To see much of the fortress, including the King’s Gate, the Great Courtyard, the pink-plastered jetty barracks, the extensive Zander bastion and the 1854 Russian church (now functioning as a Lutheran house of worship), plan to do a bit of walking and allow yourself at least three hours, more if you linger in the museums.
Back in town, expansive Senate Square and its surrounding buildings are the oldest part of central Helsinki. Much of the square’s Neoclassic architecture resembles that of St. Petersburg because after the Russian emperor annexed Finland, he commissioned the same architect who previously worked in the then-Russian capital, Carl Engel, to work on Finnish projects.
The massive Helsinki Cathedral dominates the square, its series of stairs a popular place for the younger crowd to sit and socialize. The square is also a point of departure for hop-on, hop-off bus tours. After a quick look at the 1868 Uspenski Cathedral, a green-domed, red brick building that claims to be the largest Orthodox edifice in western Europe, I boarded a bus and headed to the unique Temppeliaukio Church.
Starting in the early 1930s, plans called for blasting the church out of native bedrock in the Toolo section of town. World War II brought things to a standstill, but the "Church of the Rock" finally opened in 1969. As many as a half millions visitors get to enter the church -- cited as one of the city’s most important architectural treasures -- gaze up at its copper dome and watch as the sunlight pours through the line of windows beneath the dome.
Another impressive site, the Sibelius Monument, dates back to 1967 and honors Finland’s most heralded composers. An abstract structure made of a wave of 600 hollow steel pipes, the monument tries to capture the essence of Sibelius’ music and also allows visitors to interact with the structure by making sounds and echoes in the pipes.
Helsinki hosted the 1952 Summer Olympics, with most of the games centered in the Olympic Stadium, considered by many to be the world’s most beautiful. Originally intended to host the 1940 Olympics, the stadium’s construction began in 1934, but World War II prompted the cancellation of the games. Today, the stadium’s 238-foot tall tower is open to visitors and boasts some of the best views of the city.

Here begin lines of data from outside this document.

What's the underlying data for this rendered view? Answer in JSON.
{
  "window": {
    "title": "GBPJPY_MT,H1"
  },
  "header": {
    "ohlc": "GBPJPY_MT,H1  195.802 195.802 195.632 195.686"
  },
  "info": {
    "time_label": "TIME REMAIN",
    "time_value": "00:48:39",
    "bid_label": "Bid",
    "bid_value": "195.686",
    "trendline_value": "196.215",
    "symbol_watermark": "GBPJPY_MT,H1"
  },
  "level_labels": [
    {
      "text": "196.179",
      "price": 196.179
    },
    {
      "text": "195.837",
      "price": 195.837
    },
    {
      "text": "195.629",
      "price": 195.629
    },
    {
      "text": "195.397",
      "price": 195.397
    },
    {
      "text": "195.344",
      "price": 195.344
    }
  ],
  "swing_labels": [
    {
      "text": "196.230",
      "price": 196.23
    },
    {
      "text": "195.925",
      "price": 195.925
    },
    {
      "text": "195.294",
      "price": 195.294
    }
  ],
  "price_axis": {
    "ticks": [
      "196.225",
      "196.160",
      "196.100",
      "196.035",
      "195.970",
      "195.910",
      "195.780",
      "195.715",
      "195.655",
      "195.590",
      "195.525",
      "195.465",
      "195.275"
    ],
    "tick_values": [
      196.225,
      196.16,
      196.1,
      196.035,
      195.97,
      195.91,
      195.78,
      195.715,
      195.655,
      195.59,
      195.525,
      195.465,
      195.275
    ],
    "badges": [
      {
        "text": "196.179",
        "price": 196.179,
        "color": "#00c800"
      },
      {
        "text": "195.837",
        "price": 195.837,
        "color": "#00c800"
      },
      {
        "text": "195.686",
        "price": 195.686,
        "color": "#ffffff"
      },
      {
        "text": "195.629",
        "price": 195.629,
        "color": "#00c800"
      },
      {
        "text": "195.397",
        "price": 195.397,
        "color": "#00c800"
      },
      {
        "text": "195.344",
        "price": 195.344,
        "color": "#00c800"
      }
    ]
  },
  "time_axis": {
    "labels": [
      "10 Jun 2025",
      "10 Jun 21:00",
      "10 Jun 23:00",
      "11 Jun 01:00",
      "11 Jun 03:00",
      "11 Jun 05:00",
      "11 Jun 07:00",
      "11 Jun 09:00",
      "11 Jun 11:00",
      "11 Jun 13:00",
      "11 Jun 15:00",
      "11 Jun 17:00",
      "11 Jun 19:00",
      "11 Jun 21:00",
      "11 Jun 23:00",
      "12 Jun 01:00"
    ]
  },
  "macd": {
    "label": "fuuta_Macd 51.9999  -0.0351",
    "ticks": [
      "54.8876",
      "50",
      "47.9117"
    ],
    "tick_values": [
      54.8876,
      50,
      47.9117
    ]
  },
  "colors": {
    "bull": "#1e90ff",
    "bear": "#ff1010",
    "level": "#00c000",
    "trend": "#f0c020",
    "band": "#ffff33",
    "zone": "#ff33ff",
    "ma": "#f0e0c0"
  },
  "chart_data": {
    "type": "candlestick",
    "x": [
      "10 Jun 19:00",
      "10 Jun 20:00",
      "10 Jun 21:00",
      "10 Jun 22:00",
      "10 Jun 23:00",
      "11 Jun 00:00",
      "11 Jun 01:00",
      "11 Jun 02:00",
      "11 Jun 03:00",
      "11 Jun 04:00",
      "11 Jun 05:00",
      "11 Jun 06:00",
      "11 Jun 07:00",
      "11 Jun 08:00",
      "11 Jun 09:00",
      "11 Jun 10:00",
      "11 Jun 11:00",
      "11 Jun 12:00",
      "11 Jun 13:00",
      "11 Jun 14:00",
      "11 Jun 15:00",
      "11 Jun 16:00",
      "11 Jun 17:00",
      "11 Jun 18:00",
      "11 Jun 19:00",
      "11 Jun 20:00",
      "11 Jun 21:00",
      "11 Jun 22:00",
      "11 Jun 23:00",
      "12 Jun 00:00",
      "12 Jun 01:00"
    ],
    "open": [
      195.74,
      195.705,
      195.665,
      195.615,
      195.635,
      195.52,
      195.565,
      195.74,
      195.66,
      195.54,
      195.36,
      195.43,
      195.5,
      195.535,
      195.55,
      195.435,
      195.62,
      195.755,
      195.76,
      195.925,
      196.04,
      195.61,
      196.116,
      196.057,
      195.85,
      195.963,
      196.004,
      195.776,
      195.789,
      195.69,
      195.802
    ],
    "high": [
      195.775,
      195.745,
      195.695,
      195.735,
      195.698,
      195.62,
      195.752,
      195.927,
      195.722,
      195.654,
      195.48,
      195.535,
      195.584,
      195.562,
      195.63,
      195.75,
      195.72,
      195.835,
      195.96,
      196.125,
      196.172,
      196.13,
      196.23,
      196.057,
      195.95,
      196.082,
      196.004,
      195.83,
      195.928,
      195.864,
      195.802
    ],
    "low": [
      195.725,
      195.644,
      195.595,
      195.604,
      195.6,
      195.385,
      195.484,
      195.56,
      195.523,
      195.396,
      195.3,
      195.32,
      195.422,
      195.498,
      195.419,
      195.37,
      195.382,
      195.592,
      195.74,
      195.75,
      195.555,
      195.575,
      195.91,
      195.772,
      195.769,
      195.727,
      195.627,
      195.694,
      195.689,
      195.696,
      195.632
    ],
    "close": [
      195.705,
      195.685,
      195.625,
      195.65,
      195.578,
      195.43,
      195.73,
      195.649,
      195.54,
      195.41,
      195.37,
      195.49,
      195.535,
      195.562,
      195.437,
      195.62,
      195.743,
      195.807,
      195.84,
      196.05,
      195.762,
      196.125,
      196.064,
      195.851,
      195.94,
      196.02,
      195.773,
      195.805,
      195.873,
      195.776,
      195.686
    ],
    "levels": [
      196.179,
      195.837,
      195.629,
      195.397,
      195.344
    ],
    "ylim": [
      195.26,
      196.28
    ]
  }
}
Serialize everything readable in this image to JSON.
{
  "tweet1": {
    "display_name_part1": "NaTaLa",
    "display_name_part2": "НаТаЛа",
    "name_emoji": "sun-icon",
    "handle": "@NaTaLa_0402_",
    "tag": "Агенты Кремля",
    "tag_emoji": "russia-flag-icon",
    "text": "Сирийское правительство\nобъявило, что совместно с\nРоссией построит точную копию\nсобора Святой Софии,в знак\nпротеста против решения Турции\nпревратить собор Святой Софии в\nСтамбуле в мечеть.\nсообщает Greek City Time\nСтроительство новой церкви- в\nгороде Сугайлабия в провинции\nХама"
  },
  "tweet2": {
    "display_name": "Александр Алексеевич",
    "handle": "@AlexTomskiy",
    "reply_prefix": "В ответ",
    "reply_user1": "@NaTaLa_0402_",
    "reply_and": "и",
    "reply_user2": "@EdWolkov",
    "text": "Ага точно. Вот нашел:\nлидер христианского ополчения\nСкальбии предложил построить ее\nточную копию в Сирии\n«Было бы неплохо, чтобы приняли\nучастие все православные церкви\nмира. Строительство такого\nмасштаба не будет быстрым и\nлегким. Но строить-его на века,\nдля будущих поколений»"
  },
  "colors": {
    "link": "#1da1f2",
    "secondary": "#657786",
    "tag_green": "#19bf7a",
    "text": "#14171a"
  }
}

Culture vultures might want to visit the Ateneum, Finland’s national art gallery, located across from the Central Railway station, itself one of Finland’s most renowned buildings, designed by Eliel Saarinen. In addition to showcasing Finnish art from the 1750s and Western art starting with the mid 1800s, the Ateneum was showing at the time of my visit a special exhibit of paintings from the Presidential Palace, now undergoing a renovation. The exhibit will be up through February 9
Besides being a city of beauty and grace, Helsinki has been designated one of the world’s safest cities, and "Monocle" magazine ranked it "the world’s most livable." In my brief two day stay, I only managed to scratch the surface of what there is to see in the cosmopolitan city on the Baltic.